Anyway, here are some of the schools SEC teams have scheduled for that Saturday since 2012: Samford, Chattanooga, Coastal Carolina, Western Carolina, Eastern Kentucky and South Alabama. Georgia Southern, Idaho, FAU, Charlotte and Citadel all twice. Charleston Southern three times…
Chickenshit Saturday is indefensible, and there isn’t a wanking motion theatrical enough to accommodate the circular logic of the conference strength argument because you can always schedule Samford in September. The best football player in Charleston Southern football history isn’t even good enough to get unexpectedly cut by Nick Saban in August to make room for a new recruit.
November schedules should contain conference opponents or designated rivals only. This improves the sport, enhances the most captivating month on the schedule and levels the playing field without any controversy.”
[Source:
http://www.elevenwarriors.com/colle...ment-ohio-state-buckeyes-alabama-crimson-tide]
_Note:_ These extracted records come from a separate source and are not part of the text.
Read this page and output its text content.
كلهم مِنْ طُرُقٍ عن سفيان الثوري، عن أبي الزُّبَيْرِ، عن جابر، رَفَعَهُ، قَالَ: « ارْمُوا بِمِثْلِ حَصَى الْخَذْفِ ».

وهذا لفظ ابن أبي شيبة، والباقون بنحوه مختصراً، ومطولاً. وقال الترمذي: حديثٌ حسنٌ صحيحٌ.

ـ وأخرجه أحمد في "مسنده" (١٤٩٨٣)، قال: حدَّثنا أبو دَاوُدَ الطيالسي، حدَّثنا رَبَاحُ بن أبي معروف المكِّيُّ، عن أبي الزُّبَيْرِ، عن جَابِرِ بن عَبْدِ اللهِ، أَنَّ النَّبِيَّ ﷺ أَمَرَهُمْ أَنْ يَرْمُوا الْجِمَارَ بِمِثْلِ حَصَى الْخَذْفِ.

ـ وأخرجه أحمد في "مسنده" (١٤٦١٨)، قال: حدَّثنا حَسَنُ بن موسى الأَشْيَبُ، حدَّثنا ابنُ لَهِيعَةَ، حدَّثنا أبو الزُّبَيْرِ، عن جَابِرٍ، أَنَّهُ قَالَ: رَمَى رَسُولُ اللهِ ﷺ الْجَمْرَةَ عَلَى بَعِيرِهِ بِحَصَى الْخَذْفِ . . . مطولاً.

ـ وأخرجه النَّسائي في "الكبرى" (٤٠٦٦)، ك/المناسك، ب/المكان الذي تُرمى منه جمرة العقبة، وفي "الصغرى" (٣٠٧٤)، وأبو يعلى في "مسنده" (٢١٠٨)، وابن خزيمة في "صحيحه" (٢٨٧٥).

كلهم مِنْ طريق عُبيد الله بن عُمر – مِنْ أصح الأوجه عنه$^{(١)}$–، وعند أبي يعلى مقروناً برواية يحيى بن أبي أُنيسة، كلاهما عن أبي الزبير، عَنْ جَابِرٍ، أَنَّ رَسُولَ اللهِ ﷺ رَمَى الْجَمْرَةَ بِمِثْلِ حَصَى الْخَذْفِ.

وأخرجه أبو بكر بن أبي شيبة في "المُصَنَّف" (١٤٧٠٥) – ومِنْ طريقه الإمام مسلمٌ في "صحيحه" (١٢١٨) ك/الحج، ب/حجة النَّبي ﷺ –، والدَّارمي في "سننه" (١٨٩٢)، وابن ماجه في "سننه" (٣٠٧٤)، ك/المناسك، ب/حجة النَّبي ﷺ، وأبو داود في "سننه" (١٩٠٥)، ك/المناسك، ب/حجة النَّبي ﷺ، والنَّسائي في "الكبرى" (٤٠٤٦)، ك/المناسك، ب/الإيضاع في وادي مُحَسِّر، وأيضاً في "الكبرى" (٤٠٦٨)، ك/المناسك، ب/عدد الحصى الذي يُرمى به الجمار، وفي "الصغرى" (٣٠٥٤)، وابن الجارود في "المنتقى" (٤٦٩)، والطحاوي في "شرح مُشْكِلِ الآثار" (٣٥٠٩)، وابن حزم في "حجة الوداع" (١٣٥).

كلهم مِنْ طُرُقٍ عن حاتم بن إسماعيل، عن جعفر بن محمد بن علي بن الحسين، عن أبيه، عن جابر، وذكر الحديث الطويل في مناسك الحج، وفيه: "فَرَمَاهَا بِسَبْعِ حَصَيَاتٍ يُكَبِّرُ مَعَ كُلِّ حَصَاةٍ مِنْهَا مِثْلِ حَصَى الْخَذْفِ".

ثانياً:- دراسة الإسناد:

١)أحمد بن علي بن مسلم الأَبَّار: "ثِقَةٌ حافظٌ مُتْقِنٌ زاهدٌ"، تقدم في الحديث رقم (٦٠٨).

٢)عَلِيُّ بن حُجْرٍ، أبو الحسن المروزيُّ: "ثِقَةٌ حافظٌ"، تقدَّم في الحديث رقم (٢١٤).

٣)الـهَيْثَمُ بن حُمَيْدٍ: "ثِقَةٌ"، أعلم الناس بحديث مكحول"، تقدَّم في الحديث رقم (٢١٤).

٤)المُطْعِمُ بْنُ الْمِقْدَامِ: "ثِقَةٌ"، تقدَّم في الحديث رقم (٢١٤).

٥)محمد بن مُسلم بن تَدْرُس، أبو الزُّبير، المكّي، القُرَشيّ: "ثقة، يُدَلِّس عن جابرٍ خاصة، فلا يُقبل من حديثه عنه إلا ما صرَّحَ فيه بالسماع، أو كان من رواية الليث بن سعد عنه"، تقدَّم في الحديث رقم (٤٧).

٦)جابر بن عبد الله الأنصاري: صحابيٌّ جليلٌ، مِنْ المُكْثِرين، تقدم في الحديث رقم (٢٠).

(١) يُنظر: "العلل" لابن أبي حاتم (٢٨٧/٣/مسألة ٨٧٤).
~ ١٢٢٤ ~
It’s fascinating that despite all the above facts, the media continues to keep its head buried firmly in the sandbox and insistent that the SEC plays the toughest schedules in all the land. Even some of the most respected gurus in the business like Phil Steele (who continues to boast 17 straight years of the “most accurate preseason football magazine”) appears to be totally duped. His most recent 2015 publication (much like his 2014 publication before it) has 3 SEC West teams in the Top 6 of “toughest schedules” in the nation. Which means he has totally bought into the notion that the SEC West is just that much better than anyone else, so playing each other makes their schedules the strongest. And their scheduling is strongest because, well, they are in each others’ schedules. Makes a lot of sense. Except the part where the SEC West went 2-5 against the rest of the Power 5 in the bowl games last season, giving this presumption no basis whatsoever. Meanwhile the PAC-12 went 5-2 against out-of-conference Power 5 teams in the bowls. 11-4 against out-of-conference Power 5 teams in the regular season. But that stat is actually irrelevant since the SEC as a whole is the best conference. Sure it is.
Hey media shills, save us some of that Bull$hit Kool Aid you’re drinking so maybe we can all share it while watching those great games on SEC Network together during Chicken$hit Saturday.